Directed synthesis and magnetic properties of a hexanuclear ferric cluster

Abstract

The hexanuclear iron(III) complex, [Fe6(µ3-3-bpp)4(µ3-O)2(µ2-OMe)3.67(µ2-OH)0.33Cl2]·0.33MeOH·H2O (1) was synthesized by a redox reaction between FeCl2, AgNO2, and 3-H2bpp in methanol (3-H2bpp = 2,6-bis(3-pyrazolyl)pyridine). The crystal structure of the complex is composed of two trinuclear subunits related by an inversion operation. This symmetry results in an overall octahedral arrangement of Fe(III) sites within the cluster.

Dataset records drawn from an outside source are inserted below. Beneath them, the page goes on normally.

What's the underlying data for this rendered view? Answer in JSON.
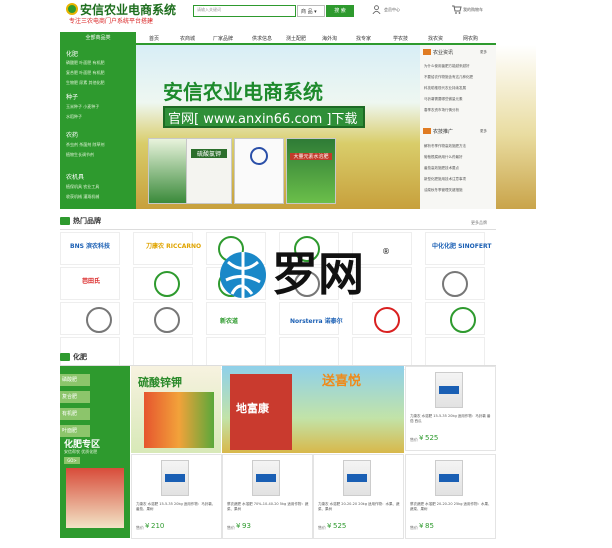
{
  "header": {
    "title": "安信农业电商系统",
    "subtitle": "专注三农电商门户系统平台搭建",
    "search": {
      "placeholder": "请输入关键词",
      "select": "商 品 ▾",
      "button": "搜 索"
    },
    "user_link": "会员中心",
    "cart_link": "我的购物车"
  },
  "nav": {
    "category_header": "全部商品类",
    "items": [
      "首页",
      "农商城",
      "厂家品牌",
      "供求信息",
      "测土配肥",
      "海外淘",
      "找专家",
      "学农技",
      "找农资",
      "网农购"
    ]
  },
  "sidebar": {
    "groups": [
      {
        "title": "化肥",
        "rows": [
          "磷酸肥 叶面肥 有机肥",
          "复合肥 叶面肥 有机肥",
          "生物肥 尿素 其他化肥"
        ]
      },
      {
        "title": "种子",
        "rows": [
          "玉米种子 小麦种子",
          "水稻种子"
        ]
      },
      {
        "title": "农药",
        "rows": [
          "杀虫剂 杀菌剂 除草剂",
          "植物生长调节剂"
        ]
      },
      {
        "title": "农机具",
        "rows": [
          "植保机具 农业工具",
          "收获机械 灌溉机械"
        ]
      }
    ]
  },
  "banner": {
    "title": "安信农业电商系统",
    "url": "官网[ www.anxin66.com ]下载",
    "bag_labels": [
      "硫酸氯钾",
      "",
      "",
      "大量元素水溶肥"
    ]
  },
  "right_panel": {
    "news_title": "农业资讯",
    "news_more": "更多",
    "news_items": [
      "为什么使用菌肥方能越来越好",
      "不要给农作物施含有这几种化肥",
      "科技助推现代农业持续发展",
      "马铃薯需要哪些微量元素",
      "春季农资市场行情分析"
    ],
    "promo_title": "农技推广",
    "promo_more": "更多",
    "promo_items": [
      "解析冬季作物高效施肥方法",
      "葡萄根腐病用什么药最好",
      "番茄高效施肥技术要点",
      "新型化肥施用技术注意事项",
      "油菜秋冬季管理关键措施"
    ]
  },
  "brands": {
    "title": "热门品牌",
    "more": "更多品牌",
    "names": [
      "BNS 滨农科技",
      "刀康农 RICCARNO",
      "",
      "",
      "中化化肥 SINOFERT",
      "芭田氏",
      "",
      "",
      "",
      "",
      "",
      "",
      "新农道",
      "Norsterra 诺泰尔",
      "",
      ""
    ],
    "watermark": "罗网",
    "registered": "®"
  },
  "fertilizer": {
    "title": "化肥",
    "tabs": [
      "磷酸肥",
      "复合肥",
      "有机肥",
      "叶面肥"
    ],
    "zone_title": "化肥专区",
    "zone_sub": "安信帮农 优质化肥",
    "zone_btn": "GO>",
    "ad1": "硫酸锌钾",
    "ad2_title": "送喜悦",
    "ad2_bag": "地富康",
    "price_label": "售价",
    "products": [
      {
        "title": "力康农 水溶肥 15-5-35 20kg 适用作物：马铃薯 番茄 西瓜",
        "price": "525"
      },
      {
        "title": "力康农 水溶肥 15-5-35 20kg 适用作物：马铃薯、番茄、果树",
        "price": "210"
      },
      {
        "title": "蔡农蔬肥 水溶肥 70%-10-40-20 5kg 适用作物：蔬菜、果树",
        "price": "93"
      },
      {
        "title": "力康农 水溶肥 20-20-20 20kg 适用作物：水果、蔬菜、果树",
        "price": "525"
      },
      {
        "title": "蔡农蔬肥 水溶肥 20-20-20 25kg 适用作物：水果、蔬菜、果树",
        "price": "85"
      }
    ]
  },
  "colors": {
    "accent": "#2e9a2e",
    "red": "#d92020"
  }
}
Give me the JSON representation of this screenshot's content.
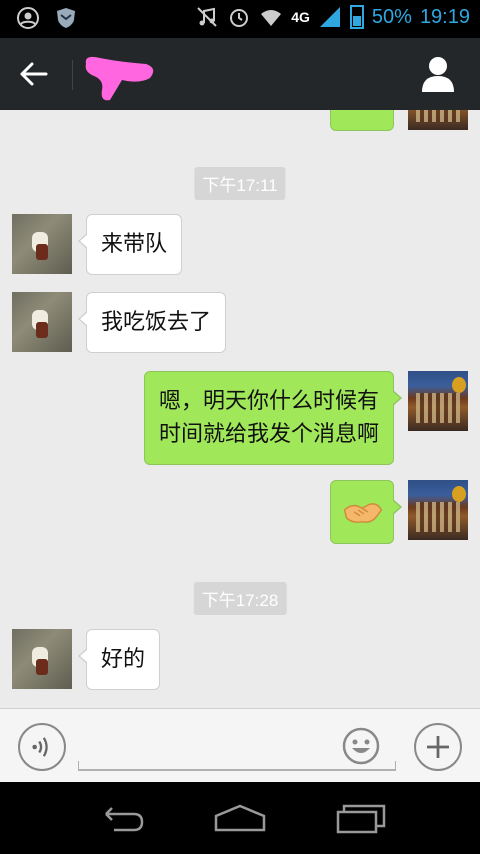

The four equatorial Fe sites are linked together by µ2-OMe− and µ2-OH− bridges, while each of the four 3-bpp2− bridges spans two axial and one equatorial Fe sites. The two Cl− ligands cap the axial Fe sites. The difference in the coordination environment for the equatorial and axial Fe sites is validated by the observation of two quadrupole doublets in the Mössbauer spectrum of 1, which also confirms that all metal sites correspond to the high-spin Fe(III) ions. Temperature-dependent magnetic susceptibility data reveal strong antiferromagnetic exchange coupling between the Fe(III) centers, which is also justified by quantum-chemical calculations at the density-functional level of theory.